NVlabs / ssn_superpixels

Superpixel Sampling Networks (ECCV2018)
https://varunjampani.github.io/ssn/
Other
350 stars 56 forks source link

Some questions on source code #26

Closed Bobholamovic closed 5 years ago

Bobholamovic commented 5 years ago

Thanks for your code. Unfamiliar with Caffe and CUDA C/Cpp, I have two questions perplexing me when reading the code:

  1. In page 8 of the paper it is said that:

using row-normalized association matrix

Yet I've not found any row-normalization operation adopted where it ought to be (I suppose it t o be inside decode_features in create_net.py). Does this implementation make a simplification, or is the normalization done elsewhere?

  1. Again in decode_features in create_net.py, I notice that the neighboring superpixel features concat_spixel_feat are concatenated in a rather neat and tricky way, namely by passing through a group convolution. My doubt is that in my understanding, the convolution kernels should be fixed to specific values in order to achieve this. The kernels of each group should look like this if my guess were right:
[1, 0, 0                              [0, 1, 0                                 [0, 0, 0
 0, 0, 0                               0, 0, 0                                  0, 0, 0
 0, 0, 0]    for channel 1,            0, 0, 0]    for channel 2, ...,          0, 0, 1]    for channel 9

But nowhere in the repo can I find the initial value setting part of this convolution layer. I wonder where you put it or if it is that my guess is just incorrect?
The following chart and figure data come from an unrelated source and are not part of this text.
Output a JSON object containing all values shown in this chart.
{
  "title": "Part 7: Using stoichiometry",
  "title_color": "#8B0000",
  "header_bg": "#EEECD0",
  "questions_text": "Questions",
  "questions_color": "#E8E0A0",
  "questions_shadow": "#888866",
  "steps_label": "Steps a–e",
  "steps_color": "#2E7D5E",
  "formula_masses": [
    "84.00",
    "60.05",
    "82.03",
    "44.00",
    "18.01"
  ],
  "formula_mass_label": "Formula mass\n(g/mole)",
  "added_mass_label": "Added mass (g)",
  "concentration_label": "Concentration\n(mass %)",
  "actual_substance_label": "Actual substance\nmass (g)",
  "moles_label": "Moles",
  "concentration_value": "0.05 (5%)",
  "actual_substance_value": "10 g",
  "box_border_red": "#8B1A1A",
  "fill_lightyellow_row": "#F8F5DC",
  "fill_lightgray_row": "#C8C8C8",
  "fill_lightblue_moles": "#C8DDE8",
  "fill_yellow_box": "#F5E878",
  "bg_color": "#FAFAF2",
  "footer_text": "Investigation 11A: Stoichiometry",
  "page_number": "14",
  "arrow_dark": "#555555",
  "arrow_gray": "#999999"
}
varunjampani commented 5 years ago

We normalize the association matrix using softmax here: https://github.com/NVlabs/ssn_superpixels/blob/082918950d768f29466148666b7f434c78663dc6/create_net.py#L95

We initialize the group convolution filter weights in this function: https://github.com/NVlabs/ssn_superpixels/blob/082918950d768f29466148666b7f434c78663dc6/utils.py#L31

Bobholamovic commented 5 years ago

It makes sense. Thanks for your reply

Bobholamovic commented 5 years ago

Sorry for reopening this issue. I've been recently working on a Pytorch implementation of your paper and the work is roughly done. However, I found a few details that I'm not so sure about. Among them, the most confusing one would be the L.Softmax in create_net.py as we've discussed before. This was explained by normalizing the association matrix in your afore reply, but after a read-through, I believe the normalize function in Line 17 and the cuda lib of L.SpixelFeature2 also perform the normalization task. As far as I can understand from the paper, we should first get the original Q without any normalization for further tasks (e.g., mapping between pixels and spixels) and perhaps we need a exponential rather than a softmax.

Sorry for the lengthy description. Now my question is why a softmax is used instead of a exponential transformation, i.e., why an additional normalization is done here? Is it due to some numeric stability issues? Please correct me if I am wrong.

varunjampani commented 5 years ago

I am not sure if I understood your question completely. 'normalize' function is only used once at the end, where as 'softmax' is used at each iteration. There are actually two normalizations in each iteration. One is normalization across superpixels (using Softmax) and another one is normalization across pixels (in SpixelFeature2). Sorry that this is not very clear from the paper, where we did not explicitly mention the normalization over superpixels in some places. We talk about using 'row-normalized' and 'column-normalized' Q in sub-section "Mapping between pixel and superpixel representations".

It would be great if you can share your pytorch implementation to the community once it is ready. Thanks.

Bobholamovic commented 5 years ago

Many thanks. That is exatly what I was asking. Then I have one last question: why is there a normalization across superpixel in prior to the one across pixels at every iteration, since without the former one, I think, the mathematical meaning of Q would be probably clearer (in this case, Q would be an 'absolute' one rather than a 'relative' one, giving convenience to the next normalization across pixels).

I've just noticed that @CYang0515 has also implemented this work in Pytorch, what a coincidence. Anyway, I'll make my implementation public as soon as I get permission from my supervisor. Thanks again for the patient answer and thank you for your attention.

varunjampani commented 5 years ago

That makes sense. The network may also work without normalization across superpixels. Since there is an exponentiation involved, things might be more stable with softmax (normalization). I haven't tried without normalization. Let me know if you happen to try without normalization as well.

Bobholamovic commented 5 years ago

You are right. I've tried training the network both with and without softmax for a few epochs, and the one with softmax observed better stability when the input range varied. Yet I still need some further experiments to benchmark these two. My question is settled. Thank you!